After an RNA transcript is edited, it leaves the nucleus as messenger RNA (mRNA) and is delivered to ribosomes in the cytoplasm. Each ribosome is a tiny protein-assembly plant, and uses the sequence of the messenger RNA to determine the amino acid sequence of a particular polypeptide. In the case of beta-hemoglobin, the messenger RNA encodes a polypeptide strand of 146 amino acids.

 

How Proteins Determine the Phenotype

As we saw in chapter 3, polypeptide chains of amino acids, which in the figure resemble beads on a string, spontaneously fold in water into complex three-dimensional shapes. The beta-hemoglobin polypeptide folds into a compact mass that associates with three others to form an active hemoglobin protein molecule that is present in red blood cells.
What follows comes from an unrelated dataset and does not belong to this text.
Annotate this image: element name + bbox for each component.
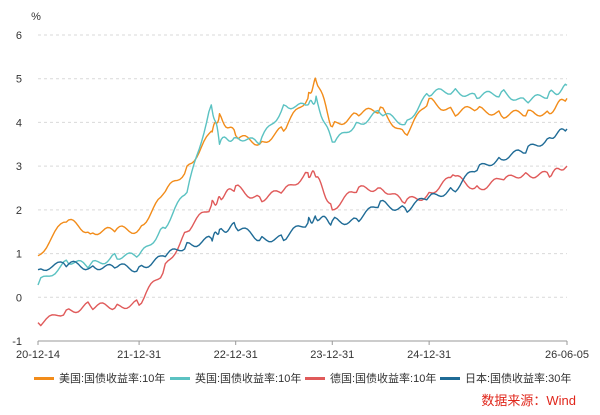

In the figure, each hemoglobin molecule binds oxygen (a process described fully in chapter 24) in the oxygen-rich environment of the lungs, and releases oxygen in the oxygen-poor environment of active tissues.
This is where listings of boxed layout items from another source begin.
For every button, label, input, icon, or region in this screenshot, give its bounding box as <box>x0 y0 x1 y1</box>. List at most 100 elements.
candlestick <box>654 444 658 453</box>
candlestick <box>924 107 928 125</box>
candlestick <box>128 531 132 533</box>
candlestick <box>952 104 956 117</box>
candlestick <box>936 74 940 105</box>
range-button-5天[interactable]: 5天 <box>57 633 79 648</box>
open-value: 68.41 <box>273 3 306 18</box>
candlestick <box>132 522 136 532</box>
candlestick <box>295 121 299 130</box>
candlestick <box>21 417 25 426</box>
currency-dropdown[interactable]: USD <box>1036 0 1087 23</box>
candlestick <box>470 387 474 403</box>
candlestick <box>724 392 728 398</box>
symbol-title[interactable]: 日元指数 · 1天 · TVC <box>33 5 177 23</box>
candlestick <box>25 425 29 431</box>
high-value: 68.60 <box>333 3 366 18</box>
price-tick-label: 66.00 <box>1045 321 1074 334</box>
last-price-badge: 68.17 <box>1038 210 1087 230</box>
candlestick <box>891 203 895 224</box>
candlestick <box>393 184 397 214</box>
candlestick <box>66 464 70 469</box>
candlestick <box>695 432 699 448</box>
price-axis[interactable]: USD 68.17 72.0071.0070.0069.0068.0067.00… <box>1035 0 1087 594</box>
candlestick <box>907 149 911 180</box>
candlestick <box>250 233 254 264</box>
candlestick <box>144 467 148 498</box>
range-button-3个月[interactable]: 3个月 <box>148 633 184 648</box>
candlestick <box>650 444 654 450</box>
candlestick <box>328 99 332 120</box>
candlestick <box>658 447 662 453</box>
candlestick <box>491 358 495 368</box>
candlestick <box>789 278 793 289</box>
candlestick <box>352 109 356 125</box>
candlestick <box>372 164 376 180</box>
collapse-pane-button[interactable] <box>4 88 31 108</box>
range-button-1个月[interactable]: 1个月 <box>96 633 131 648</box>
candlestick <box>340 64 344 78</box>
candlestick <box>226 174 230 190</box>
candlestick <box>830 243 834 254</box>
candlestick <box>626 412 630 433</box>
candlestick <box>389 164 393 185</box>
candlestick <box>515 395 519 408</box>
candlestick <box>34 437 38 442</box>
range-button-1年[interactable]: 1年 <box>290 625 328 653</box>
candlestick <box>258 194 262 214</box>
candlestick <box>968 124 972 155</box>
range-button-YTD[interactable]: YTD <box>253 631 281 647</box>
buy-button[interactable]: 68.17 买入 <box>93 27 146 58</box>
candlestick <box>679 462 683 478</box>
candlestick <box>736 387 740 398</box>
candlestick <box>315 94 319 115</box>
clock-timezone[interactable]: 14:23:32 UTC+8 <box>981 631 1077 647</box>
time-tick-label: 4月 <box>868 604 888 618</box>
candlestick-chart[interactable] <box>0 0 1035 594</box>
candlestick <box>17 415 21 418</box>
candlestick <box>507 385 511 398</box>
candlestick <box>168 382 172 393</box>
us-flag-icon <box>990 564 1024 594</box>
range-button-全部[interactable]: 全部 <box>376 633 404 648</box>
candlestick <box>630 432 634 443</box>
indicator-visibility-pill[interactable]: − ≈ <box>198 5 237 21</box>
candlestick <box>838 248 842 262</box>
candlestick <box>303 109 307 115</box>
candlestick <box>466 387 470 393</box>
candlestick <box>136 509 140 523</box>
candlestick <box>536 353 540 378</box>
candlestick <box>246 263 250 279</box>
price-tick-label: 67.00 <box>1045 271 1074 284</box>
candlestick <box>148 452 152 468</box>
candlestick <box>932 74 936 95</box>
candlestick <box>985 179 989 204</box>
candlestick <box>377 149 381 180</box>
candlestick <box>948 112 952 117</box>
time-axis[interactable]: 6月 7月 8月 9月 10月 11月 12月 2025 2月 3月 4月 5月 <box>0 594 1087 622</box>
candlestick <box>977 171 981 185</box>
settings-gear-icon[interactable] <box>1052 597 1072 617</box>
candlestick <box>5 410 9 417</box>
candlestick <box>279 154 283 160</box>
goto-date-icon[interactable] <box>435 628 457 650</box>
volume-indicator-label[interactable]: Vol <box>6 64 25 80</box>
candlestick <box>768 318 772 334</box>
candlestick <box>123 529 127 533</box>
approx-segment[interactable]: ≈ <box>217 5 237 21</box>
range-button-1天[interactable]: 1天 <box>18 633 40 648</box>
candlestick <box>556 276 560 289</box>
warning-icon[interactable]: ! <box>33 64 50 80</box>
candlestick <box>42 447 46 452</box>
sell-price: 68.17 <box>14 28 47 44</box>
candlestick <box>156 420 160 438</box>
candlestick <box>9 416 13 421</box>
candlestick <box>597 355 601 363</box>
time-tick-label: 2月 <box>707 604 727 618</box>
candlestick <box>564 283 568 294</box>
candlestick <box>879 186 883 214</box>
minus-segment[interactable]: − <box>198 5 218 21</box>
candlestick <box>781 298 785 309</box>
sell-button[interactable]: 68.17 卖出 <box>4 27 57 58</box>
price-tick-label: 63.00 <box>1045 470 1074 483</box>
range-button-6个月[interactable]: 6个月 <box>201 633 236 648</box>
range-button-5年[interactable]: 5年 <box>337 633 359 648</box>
The oxygen-binding efficiency of the hemoglobin proteins in a person’s bloodstream has a great deal to do with how well the body functions, particularly under conditions of strenuous physical activity, when delivery of oxygen to the body’s muscles is the chief factor limiting the activity.

As a general rule, genes influence the phenotype by specifying the kind of proteins present in the body, which determines in large measure how that body functions.

 

How Mutation Alters Phenotype

A change in the identity of a single nucleotide within a gene, called a mutation, can have a profound effect if the change alters the identity of the amino acid encoded there. When a mutation of this sort occurs, the new version of the protein may fold differently, altering or destroying its function. For example, how well the hemoglobin protein performs its oxygen-binding duties depends a great deal on the precise shape that the protein assumes when it folds. A change in the identity of a single amino acid can have a drastic impact on that final shape. In particular, a change in the sixth amino acid of beta-hemoglobin from glutamic acid to valine causes the hemoglobin molecules to aggregate into stiff rods that deform blood cells into a sickle shape that can no longer carry oxygen efficiently. The resulting sickle-cell disease can be fatal.

 

Natural Selection for Alternative Phenotypes Leads to Evolution

Because random mutations occur in all genes occasionally, populations usually contain several versions of a gene, usually all but one of them rare. Sometimes the environment changes in such a way that one of the rare versions functions better under the new conditions. When that happens, natural selection will favor the rare allele, which will then become more common. The sickle-cell version of the beta-hemoglobin gene, rare throughout most of the world, is common in Central Africa because heterozygous individuals obtain enough functional hemoglobin from their one normal allele to get along, but are resistant to malaria, a deadly disease common there, due to their other sickle-cell allele.

Key Learning Outcome 10.5. Genes determine phenotypes by specifying the amino acid sequences, and thus the functional shapes, of the proteins that carry out cell activities. Mutations, by altering protein sequence, can change a protein's function and thus alter the phenotype in evolutionarily significant ways.